Studienautor Dominic Frohn weiß, dass die Erfahrungen und Befürchtungen in solchen Situationen sehr unterschiedlich sein können. „Wir können nachweisen, dass Personen, die offen mit ihrer sexuellen Identität umgehen, in einem recht hohen Ausmaß Akzeptanz erleben.“ Menschen, die allerdings nicht so offen sind, befürchten dann auch manchmal, dass sie nicht akzeptiert werden, wenn sie sich öffnen würden. „Es kann also sein, dass – wenn ich offen bin – ich zu einem hohen Ausmaß positive Erfahrungen machen werde. Und gleichzeitig ist denkbar, dass diejenigen, die verschlossen sind, ihren Arbeitsplatz richtig einschätzen und zurecht weniger über sich erzählen.“

Ob sich jemand für einen offenen Umgang mit seiner sexuellen Identität am Arbeitsplatz entscheidet, hängt Frohn zufolge von vielen Variablen ab. Wie wichtig ist der Person das Coming-Out persönlich? Wie steht das Unternehmen zu sexuellen Identitäten? Vielleicht gibt es ein LGBTIQ-Netzwerk im Unternehmen, an das ich man sich wenden kann. Wie wird die Führungskraft eingeschätzt? Wie die Kolleg:innen? Gibt es Vorbilder oder Verbündete? Gibt es Anti-Diskriminierungsrichtlinien? „Auf dieser Basis ist eine fundierte Entscheidung leichter möglich“, so Frohn.

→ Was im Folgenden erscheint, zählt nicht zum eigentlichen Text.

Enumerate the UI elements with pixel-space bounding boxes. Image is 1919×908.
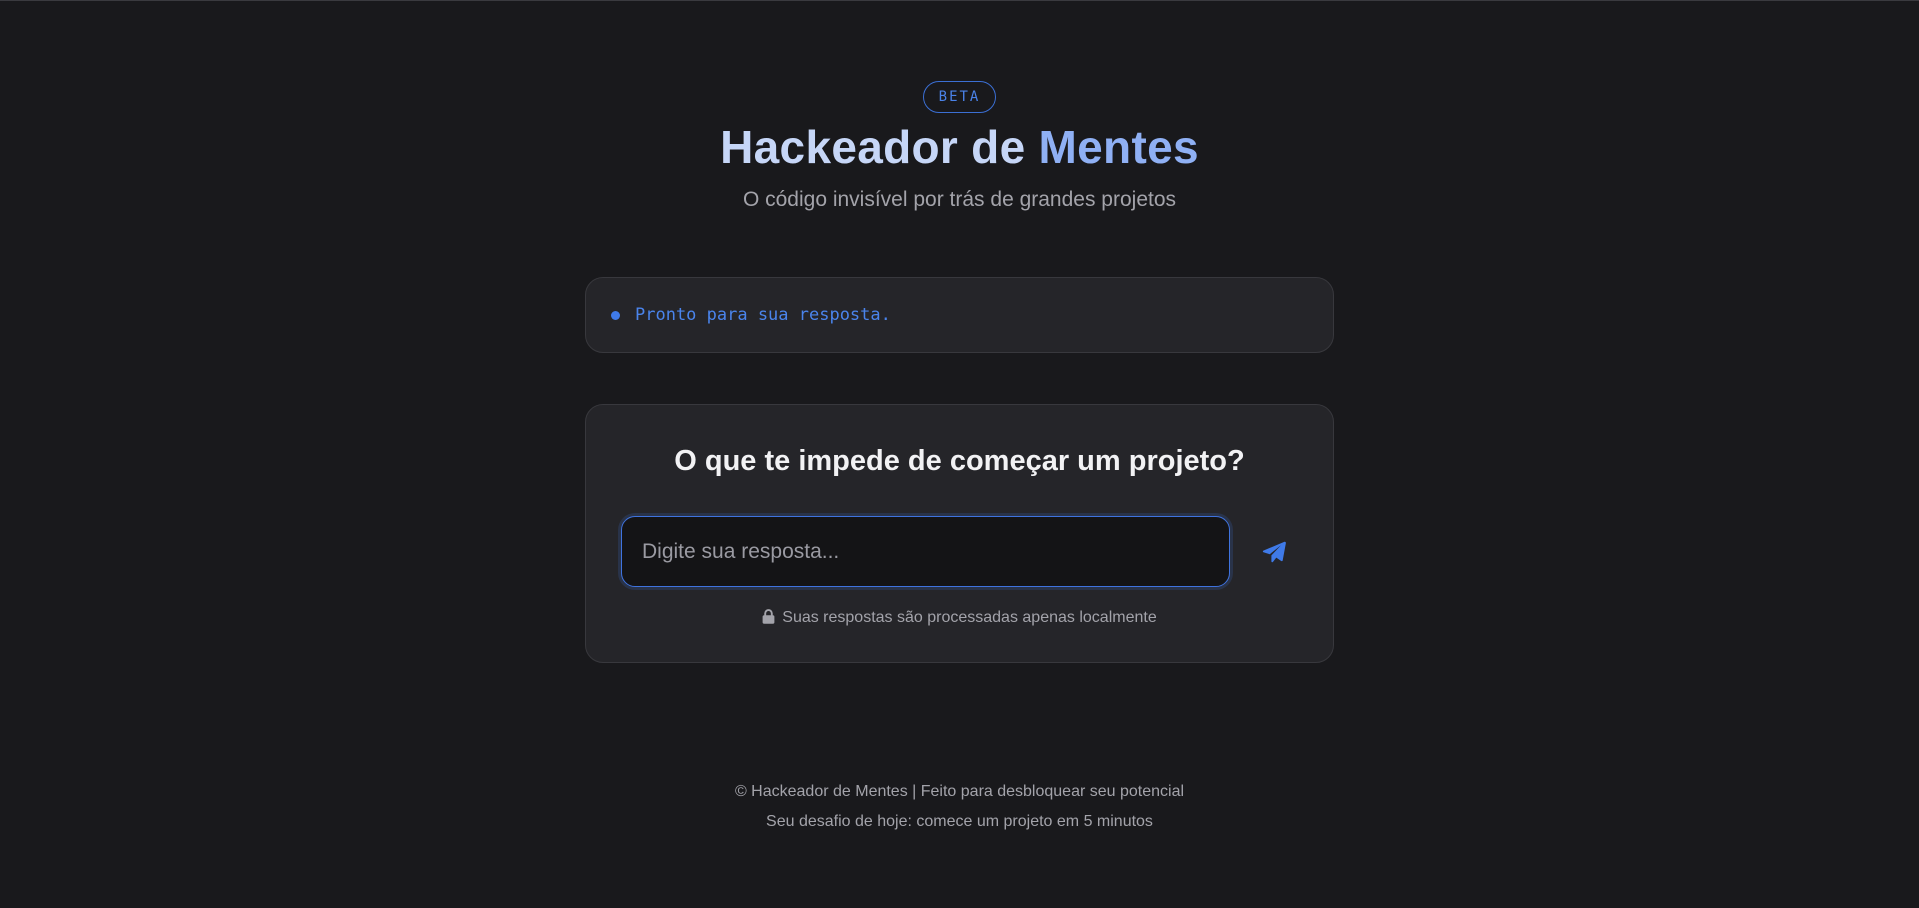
question-title: O que te impede de começar um projeto? bbox=[674, 445, 1245, 477]
privacy-note: Suas respostas são processadas apenas lo… bbox=[586, 608, 1333, 628]
lock-icon bbox=[762, 609, 775, 624]
footer-copyright: © Hackeador de Mentes | Feito para desbl… bbox=[734, 783, 1185, 800]
page-header: BETA Hackeador de Mentes O código invisí… bbox=[0, 81, 1919, 213]
page-title-highlight: Mentes bbox=[1038, 121, 1199, 173]
answer-input[interactable] bbox=[621, 516, 1230, 587]
beta-badge: BETA bbox=[922, 81, 997, 113]
status-panel: Pronto para sua resposta. bbox=[585, 277, 1334, 353]
page-subtitle: O código invisível por trás de grandes p… bbox=[742, 188, 1177, 211]
page-footer: © Hackeador de Mentes | Feito para desbl… bbox=[0, 782, 1919, 842]
status-indicator-dot bbox=[611, 310, 620, 320]
page-title: Hackeador de Mentes bbox=[0, 119, 1919, 175]
privacy-note-text: Suas respostas são processadas apenas lo… bbox=[782, 609, 1157, 626]
page-title-prefix: Hackeador de bbox=[720, 121, 1039, 173]
footer-challenge: Seu desafio de hoje: comece um projeto e… bbox=[766, 813, 1153, 830]
paper-plane-icon bbox=[1262, 541, 1286, 563]
question-card: O que te impede de começar um projeto? S… bbox=[585, 404, 1334, 663]
status-text: Pronto para sua resposta. bbox=[635, 305, 891, 325]
send-button[interactable] bbox=[1253, 531, 1295, 573]
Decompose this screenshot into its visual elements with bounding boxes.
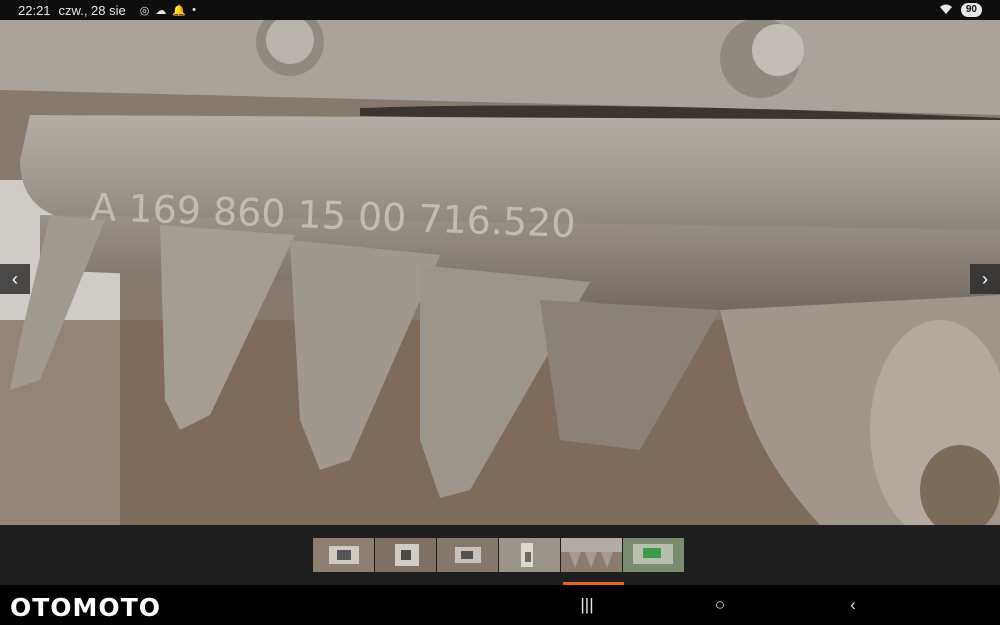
back-button[interactable]: ‹ — [838, 595, 868, 615]
thumbnail-strip — [0, 525, 1000, 585]
status-time: 22:21 — [18, 2, 51, 18]
thumbnail-1[interactable] — [313, 538, 374, 572]
status-date: czw., 28 sie — [58, 2, 126, 18]
dot-icon: • — [192, 4, 196, 16]
recents-icon: ||| — [580, 595, 594, 614]
chrome-icon: ◎ — [139, 4, 150, 17]
status-right: 90 — [939, 3, 982, 18]
cloud-icon: ☁ — [155, 4, 167, 17]
status-left: 22:21 czw., 28 sie ◎ ☁ 🔔 • — [18, 3, 196, 18]
thumbnail-5[interactable] — [561, 538, 622, 572]
thumbnail-4[interactable] — [499, 538, 560, 572]
chevron-left-icon: ‹ — [12, 268, 18, 289]
thumbnail-list — [313, 538, 684, 572]
steering-rack-photo: A 169 860 15 00 716.520 — [0, 20, 1000, 525]
otomoto-logo[interactable]: OTOMOTO — [10, 593, 161, 622]
bottom-bar: OTOMOTO ||| ○ ‹ — [0, 585, 1000, 625]
recents-button[interactable]: ||| — [572, 595, 602, 615]
home-button[interactable]: ○ — [705, 595, 735, 615]
gallery-main-photo[interactable]: A 169 860 15 00 716.520 — [0, 20, 1000, 525]
thumbnail-3[interactable] — [437, 538, 498, 572]
status-icons: ◎ ☁ 🔔 • — [140, 4, 196, 17]
wifi-icon — [939, 3, 953, 18]
home-icon: ○ — [714, 595, 726, 614]
thumbnail-2[interactable] — [375, 538, 436, 572]
back-icon: ‹ — [850, 595, 856, 614]
status-bar: 22:21 czw., 28 sie ◎ ☁ 🔔 • 90 — [0, 0, 1000, 20]
bell-icon: 🔔 — [172, 4, 187, 17]
gallery-next-button[interactable]: › — [970, 264, 1000, 294]
gallery-prev-button[interactable]: ‹ — [0, 264, 30, 294]
battery-indicator: 90 — [960, 3, 982, 17]
chevron-right-icon: › — [982, 268, 988, 289]
thumbnail-6[interactable] — [623, 538, 684, 572]
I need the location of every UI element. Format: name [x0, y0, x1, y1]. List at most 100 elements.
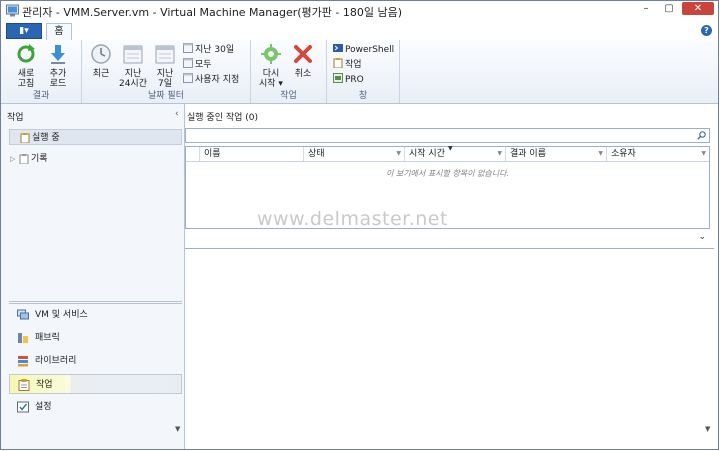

Vorbilder wie Georgine Kellermann kommen aber zur richtigen Zeit. Das Selbstbewusstsein von LGBTIQ-Arbeitnehmer:innen habe sich verändert, ist Frohn überzeugt. „Ein großer Teil weiß, dass sie einen ebenso wichtigen Beitrag leisten können und erwarten umgekehrt Akzeptanz dafür. Daher informiert sich ein Großteil der Personen über Diversity-Aktivitäten von Unternehmen bei Bewerbungen oder auch wenn Kaufentscheidungen oder die Nutzung von Dienstleistungen geht.“

Arbeitgeber:innen sollten sich zudem darüber klar sein, dass ein Coming-Out ein großer Schritt für die Menschen ist – mit positiven Effekten auf das eigene Selbstbewusstsein und die eigene Resilienz. „Bei modernen Unternehmen wird so etwas oft anerkannt, weil sich dadurch auch spezifische Kompetenzen entwickeln können“, sagt Frohn. Von Offenheit können also alle profitieren.